How serious is the entire “circus” being staged by the Institutional Revolutionary Party (PRI) this week when it is traditionally known that in the end it is the President-in-turn’s word that has the final say?
Wednesday and Thursday five different think tanks are defining the party’s platform for the 2018 election basing themselves in an old adage, framed in the 1970s by a now deceased Interior Secretary named Jesús Reyes Heroles, that the life of a political program depend first on its governance program and secondly on the man who is going to run for president next.
The five current mini-conventions in five different cities are following this lead and putting together what on Saturday will be presented as the party’s platform for “six more years” after the 2018 presidential elections. The result of the “theme tables” underway will be presented in a summary by President Enrique Peña Nieto next Saturday during the party’s 22nd PRI General Assembly in Mexico City.
In the five cities where the theme tables are being held, there is currently a hit parade of famous Mexican politicos going on and most pundits claim that the two more important ones are in Guadalajara, where PRI will outline its “vision for the future,” and in Campeche, where they may change statutes to allow non-militants to participate as presidential hopefuls in the upcoming campaign.
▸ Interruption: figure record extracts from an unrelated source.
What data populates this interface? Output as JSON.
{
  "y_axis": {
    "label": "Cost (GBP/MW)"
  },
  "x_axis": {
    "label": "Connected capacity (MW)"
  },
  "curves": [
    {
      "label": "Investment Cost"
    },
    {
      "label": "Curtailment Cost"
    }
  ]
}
If we go by what’s going on in these two cities, it’d seem that the center of the most important discussion will be in Campeche. First, President Enrique Peña Nieto was there two days ago inaugurating public works and patting Campeche Gov. Alejandro Rafael Moreno Cárdenas on the back for the good work, and at last telling “Alito” (as Gov. Moreno is nicknamed) to be a great host to the attending members at the PRI mini-convention. “Alito”, of course, is a PRI member.
In this discussion there are two groups who will definitely clash on the way to choose the candidate for president. One of them is led by former Yucatan Gov. Ivonne Ortega and the other by the President’s personal political operator and former PRI Deputy President César Camacho Quiróz.
Camacho Quiróz will be for the tradition to let the President be the man who picks the candidate while Ms. Ortega is part of a group that wants the candidate to be chosen from a broad “deck of cards” to portray to the Mexican people that PRI’s is a people’s candidate.
It must be said that at all five theme tables PRI militants come with a feeling of danger stemming out of the results of the polls over the past few months, in which in all cases PRI comes in third after leading National Regeneration Movement (Morena) and National Action Party (PAN). They know that there is no question as to the fact that voters reject in many ways the Peña Nieto Administration even if – and this is a fact – it is showing fairly decent results at least on the economic front.
A key issue in the statutes change debate in Campeche is one that is called in political lingo as “a lock”. There is a statute that says that in order for a hopeful to run for president, he or she must have minimum 10-year militancy as a party member. The debate is with an open mind and says former PRI president Manlio Fabio Beltrones – in the Guadalajara theme table – that “every person who has militancy in a party can have legitimate aspirations. We’re going to listen to all voices, pay heed to them and find out if our candidate will be a militant or a regular citizen.”
The opening up of the militancy “lock” has an addressee, and that is Finance and Treasury Secretary José Antonio Meade Kuribreña, who served under former PAN president Felipe Calderón and who has been a loyal official to President Peña Nieto. When he is asked about this, Meade Kuribreña only says he knows nothing about politics and he’s busy preparing the 2018 national budget.
Yet there are many hopefuls who are militants and feel they can contend the voting gales now blowing against PRI and retain the presidency.
But again, observers (count me in) feel that this is all a “circus” in order to meet “time and form” and that the final decision who will be “the successor” will be the President’s call.
By the way, in old PRI days this type of event was called “the succession,” because in those days the president appointed the candidate and clear winner of the elections.
Nowadays, however, there is no such thing as “succession” and whoever the President selects as candidate has no assurance of succeeding him and in order to win, he/she will have to rally from behind in a ball game PRI is losing, even before it starts.